I'm guessing you're using the immediate window to perform your test correct? The problem with this approach is that the immediate window is an interpretation instead of an actual evaluation. This leaves it susceptible to subtle corner case bugs and this is indeed one of them.
If you take your sample code and add it to a simple VB.Net console application you'll find that the 2010 behavior is identical to the 2008 behavior (throws an exception).
EDIT
So why did this regression happen? In 2010 I completely rewrote the VB EE debugging engine (expression evaluator). The older code base I inherited was simply too costly to maintain anymore. To the point that adding new features to the engine was more expensive that rewriting it from scratch with a better architecture that included the new features.
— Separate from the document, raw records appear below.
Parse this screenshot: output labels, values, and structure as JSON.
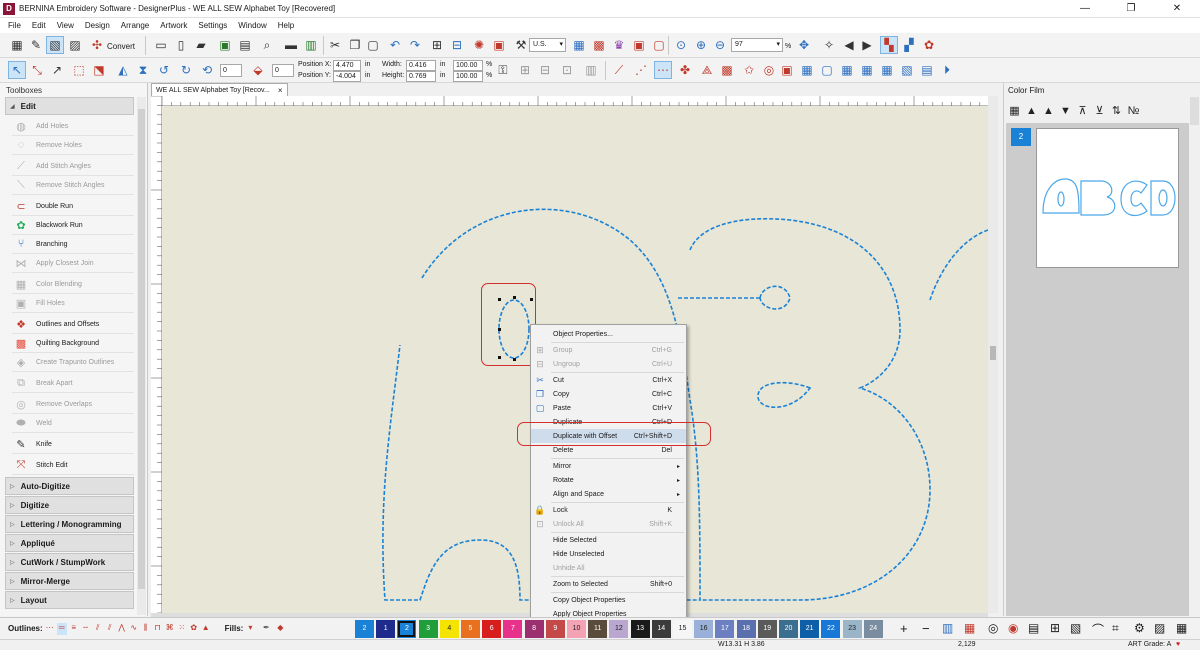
{
  "window": {
    "title": "BERNINA Embroidery Software - DesignerPlus - WE ALL SEW Alphabet Toy [Recovered]",
    "icon_letter": "D"
  },
  "menu": [
    "File",
    "Edit",
    "View",
    "Design",
    "Arrange",
    "Artwork",
    "Settings",
    "Window",
    "Help"
  ],
  "toolbar1": {
    "convert_label": "Convert",
    "units_value": "U.S.",
    "zoom_value": "97",
    "zoom_unit": "%"
  },
  "toolbar2": {
    "rotate_value": "0",
    "slant_value": "0",
    "position_x_label": "Position X:",
    "position_x_value": "4.470",
    "position_y_label": "Position Y:",
    "position_y_value": "-4.004",
    "width_label": "Width:",
    "width_value": "0.416",
    "height_label": "Height:",
    "height_value": "0.769",
    "unit_in": "in",
    "scale_w": "100.00",
    "scale_h": "100.00",
    "pct": "%"
  },
  "toolboxes": {
    "header": "Toolboxes",
    "edit_section": "Edit",
    "edit_items": [
      {
        "label": "Add Holes",
        "icon": "add-holes-icon",
        "glyph": "◍",
        "enabled": false,
        "color": "#b0b0b0"
      },
      {
        "label": "Remove Holes",
        "icon": "remove-holes-icon",
        "glyph": "◌",
        "enabled": false,
        "color": "#b0b0b0"
      },
      {
        "label": "Add Stitch Angles",
        "icon": "add-stitch-angles-icon",
        "glyph": "⟋",
        "enabled": false,
        "color": "#b0b0b0",
        "gap": true
      },
      {
        "label": "Remove Stitch Angles",
        "icon": "remove-stitch-angles-icon",
        "glyph": "⟍",
        "enabled": false,
        "color": "#b0b0b0"
      },
      {
        "label": "Double Run",
        "icon": "double-run-icon",
        "glyph": "⊂",
        "enabled": true,
        "color": "#c0392b",
        "gap": true
      },
      {
        "label": "Blackwork Run",
        "icon": "blackwork-run-icon",
        "glyph": "✿",
        "enabled": true,
        "color": "#27ae60"
      },
      {
        "label": "Branching",
        "icon": "branching-icon",
        "glyph": "⑂",
        "enabled": true,
        "color": "#2c6fbf"
      },
      {
        "label": "Apply Closest Join",
        "icon": "closest-join-icon",
        "glyph": "⋈",
        "enabled": false,
        "color": "#b0b0b0"
      },
      {
        "label": "Color Blending",
        "icon": "color-blending-icon",
        "glyph": "▦",
        "enabled": false,
        "color": "#b0b0b0",
        "gap": true
      },
      {
        "label": "Fill Holes",
        "icon": "fill-holes-icon",
        "glyph": "▣",
        "enabled": false,
        "color": "#b0b0b0"
      },
      {
        "label": "Outlines and Offsets",
        "icon": "outlines-offsets-icon",
        "glyph": "❖",
        "enabled": true,
        "color": "#c0392b",
        "gap": true
      },
      {
        "label": "Quilting Background",
        "icon": "quilting-background-icon",
        "glyph": "▩",
        "enabled": true,
        "color": "#e74c3c"
      },
      {
        "label": "Create Trapunto Outlines",
        "icon": "trapunto-outlines-icon",
        "glyph": "◈",
        "enabled": false,
        "color": "#b0b0b0"
      },
      {
        "label": "Break Apart",
        "icon": "break-apart-icon",
        "glyph": "⧉",
        "enabled": false,
        "color": "#b0b0b0",
        "gap": true
      },
      {
        "label": "Remove Overlaps",
        "icon": "remove-overlaps-icon",
        "glyph": "◎",
        "enabled": false,
        "color": "#b0b0b0",
        "gap": true
      },
      {
        "label": "Weld",
        "icon": "weld-icon",
        "glyph": "⬬",
        "enabled": false,
        "color": "#b0b0b0"
      },
      {
        "label": "Knife",
        "icon": "knife-icon",
        "glyph": "✎",
        "enabled": true,
        "color": "#333333",
        "gap": true
      },
      {
        "label": "Stitch Edit",
        "icon": "stitch-edit-icon",
        "glyph": "⤧",
        "enabled": true,
        "color": "#c0392b",
        "gap": true
      }
    ],
    "other_sections": [
      "Auto-Digitize",
      "Digitize",
      "Lettering / Monogramming",
      "Appliqué",
      "CutWork / StumpWork",
      "Mirror-Merge",
      "Layout"
    ]
  },
  "document_tab": {
    "label": "WE ALL SEW Alphabet Toy [Recov...",
    "close": "×"
  },
  "color_film": {
    "header": "Color Film",
    "item_number": "2"
  },
  "context_menu": [
    {
      "label": "Object Properties...",
      "shortcut": "",
      "enabled": true,
      "icon": ""
    },
    {
      "sep": true
    },
    {
      "label": "Group",
      "shortcut": "Ctrl+G",
      "enabled": false,
      "icon": "group-icon"
    },
    {
      "label": "Ungroup",
      "shortcut": "Ctrl+U",
      "enabled": false,
      "icon": "ungroup-icon"
    },
    {
      "sep": true
    },
    {
      "label": "Cut",
      "shortcut": "Ctrl+X",
      "enabled": true,
      "icon": "cut-icon"
    },
    {
      "label": "Copy",
      "shortcut": "Ctrl+C",
      "enabled": true,
      "icon": "copy-icon"
    },
    {
      "label": "Paste",
      "shortcut": "Ctrl+V",
      "enabled": true,
      "icon": "paste-icon"
    },
    {
      "label": "Duplicate",
      "shortcut": "Ctrl+D",
      "enabled": true,
      "icon": ""
    },
    {
      "label": "Duplicate with Offset",
      "shortcut": "Ctrl+Shift+D",
      "enabled": true,
      "icon": "",
      "highlighted": true
    },
    {
      "label": "Delete",
      "shortcut": "Del",
      "enabled": true,
      "icon": ""
    },
    {
      "sep": true
    },
    {
      "label": "Mirror",
      "shortcut": "",
      "enabled": true,
      "icon": "",
      "submenu": true
    },
    {
      "label": "Rotate",
      "shortcut": "",
      "enabled": true,
      "icon": "",
      "submenu": true
    },
    {
      "label": "Align and Space",
      "shortcut": "",
      "enabled": true,
      "icon": "",
      "submenu": true
    },
    {
      "sep": true
    },
    {
      "label": "Lock",
      "shortcut": "K",
      "enabled": true,
      "icon": "lock-icon"
    },
    {
      "label": "Unlock All",
      "shortcut": "Shift+K",
      "enabled": false,
      "icon": "unlock-icon"
    },
    {
      "sep": true
    },
    {
      "label": "Hide Selected",
      "shortcut": "",
      "enabled": true,
      "icon": ""
    },
    {
      "label": "Hide Unselected",
      "shortcut": "",
      "enabled": true,
      "icon": ""
    },
    {
      "label": "Unhide All",
      "shortcut": "",
      "enabled": false,
      "icon": ""
    },
    {
      "sep": true
    },
    {
      "label": "Zoom to Selected",
      "shortcut": "Shift+0",
      "enabled": true,
      "icon": ""
    },
    {
      "sep": true
    },
    {
      "label": "Copy Object Properties",
      "shortcut": "",
      "enabled": true,
      "icon": ""
    },
    {
      "label": "Apply Object Properties",
      "shortcut": "",
      "enabled": true,
      "icon": ""
    }
  ],
  "bottom": {
    "outlines_label": "Outlines:",
    "fills_label": "Fills:",
    "swatches": [
      {
        "n": "2",
        "color": "#1a82d6"
      },
      {
        "n": "1",
        "color": "#1e2a8c"
      },
      {
        "n": "2",
        "color": "#1a82d6",
        "selected": true
      },
      {
        "n": "3",
        "color": "#1f9e3a"
      },
      {
        "n": "4",
        "color": "#f5e400"
      },
      {
        "n": "5",
        "color": "#e8701e"
      },
      {
        "n": "6",
        "color": "#d81d1d"
      },
      {
        "n": "7",
        "color": "#e8318a"
      },
      {
        "n": "8",
        "color": "#9c2f70"
      },
      {
        "n": "9",
        "color": "#c44a4a"
      },
      {
        "n": "10",
        "color": "#f4a3b4"
      },
      {
        "n": "11",
        "color": "#5a4c3c"
      },
      {
        "n": "12",
        "color": "#b9a7d0"
      },
      {
        "n": "13",
        "color": "#1a1a1a"
      },
      {
        "n": "14",
        "color": "#3c3c3c"
      },
      {
        "n": "15",
        "color": "#f6f6f6"
      },
      {
        "n": "16",
        "color": "#9ab0d8"
      },
      {
        "n": "17",
        "color": "#6b7fc1"
      },
      {
        "n": "18",
        "color": "#5a6fae"
      },
      {
        "n": "19",
        "color": "#5a5a5a"
      },
      {
        "n": "20",
        "color": "#3b6e8f"
      },
      {
        "n": "21",
        "color": "#0f5fa8"
      },
      {
        "n": "22",
        "color": "#1778d8"
      },
      {
        "n": "23",
        "color": "#9ab4c8"
      },
      {
        "n": "24",
        "color": "#7a8ca0"
      }
    ]
  },
  "status": {
    "dimensions": "W13.31 H 3.86",
    "stitches": "2,129",
    "art_grade": "ART Grade: A"
  },
  "colors": {
    "accent": "#1a82d6",
    "stitch": "#1a82d6",
    "annotation": "#d32f2f",
    "canvas": "#e8e6d6"
  }
}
As said before debugging evaluations is an interpretation more than an execution of code. It forces the duplication of some algorithms between the EE and CLR / Compiler. One of the areas where duplication occurs is in the casting logic. There is no way to ask the CLR debugger to cast a debug time object, it's the responsibility of the EE to determine if the language specified cast is indeed valid.
The old EE casting logic had numerous bugs (especially in the area of generics and arrays). The newer infrastructure conforms very closely to the CLR guidelines. However you'll never have 100% parity because it would disallow very useful expressions in the EE (I may write a blog post on this in the future). But for most cases the behavior holds.
In this particular instance I added a subtle bug which allows for a DirectCast of a value which is typed to Object
to use VB's Runtime Conversion operators vs. the specified behavior which only allows for CLR conversions. Hence this conversion succeeds where it should fail.